Horse-Carriage Ban May Halt in City Council
NEW YORK—City Council just might halt Mayor Bill de Blasio’s plans to ban the horse-drawn carriage industry in New York City.
Council member Rafael Espinal, a Brooklyn democrat, said he would not be passing a bill banning the horse-drawn carriage industry at a press conference on the City Hall steps Wednesday, flanked by a crowd of supporters and members of the industry.
Espinal is the chair of the Consumer Affairs Committee, which oversees the industry, and this would prevent the bill from moving to the floor for a vote.
Espinal said a plan that would “end a 150-year tradition” and end up to 300 jobs “is not something I can answer for.”
Council member Rafael Espinal speaks out against the horse-drawn carriage ban on the City Hall steps in Manhattan on Sept. 10, 2014. (Benjamin Chasteen/Epoch Times)
Earlier this year, the teamsters unions announced their support for the industry as well, and hope to use their influence on the union-friendly City Council to prevent a ban.
To Espinal’s knowledge, most of the council members are still have not taken a position. There are 14 council members for the ban and only 8 against, but 26 are undecided.
While the bill could be quashed in the Consumer Affairs Committee, the mayor could still. introduce the bill in another committee.

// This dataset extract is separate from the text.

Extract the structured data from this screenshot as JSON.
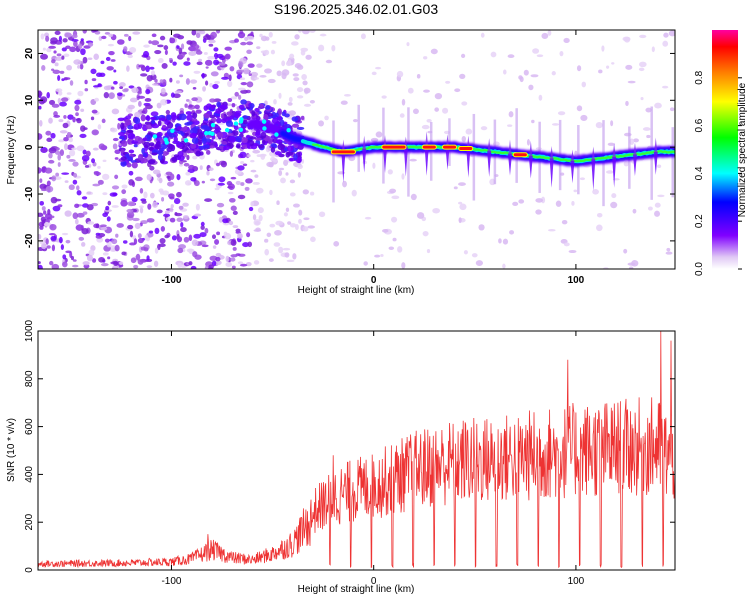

Transportation Committee chair Ydanis Rodgriguez, for instance, supports banning the horse-drawn carriages.
“We’re going to continue to talk to the council members because that’s where the battle lies,” said Demos Demopoulos, Secretary-Treasurer of Local 553 of the International Brotherhood of Teamsters union.
Protesters gather in support of the horse-drawn carriage ban at City Hall during Council member Rafael Espinal’s press conference who suports the ban in Manhattan on Sept. 10, 2014. (Benjamin Chasteen/Epoch Times)
Rodriguez’s office was not immediately available for comment.
Speaker Melissa Mark-Viverito, who was the lead sponsor of a 2011 horse-carriage ban bill, said at an unrelated press conference it has not been decided yet which committee the bill will be introduced through.
“Some action will be had at some point,” Mark-Viverito said.
Supporters of the ban have proposed several alternatives to address concerns like the loss of jobs.
Some propose replacing the carriages with pedicabs or vintage electric cars. There has also been talk of a job training program, which Espinal said was not feasible in this economy.
Another main concern of those who want the carriages gone is the treatment of the animals. Supporters of the ban cite a 2011 incident when a carriage horse dropped dead on 54th street near Eighth Avenue. Many say the horses are mistreated.
The teamsters said the four Manhattan stables have an open-door policy, and invited politicians to assess the working and living conditions of the horses themselves.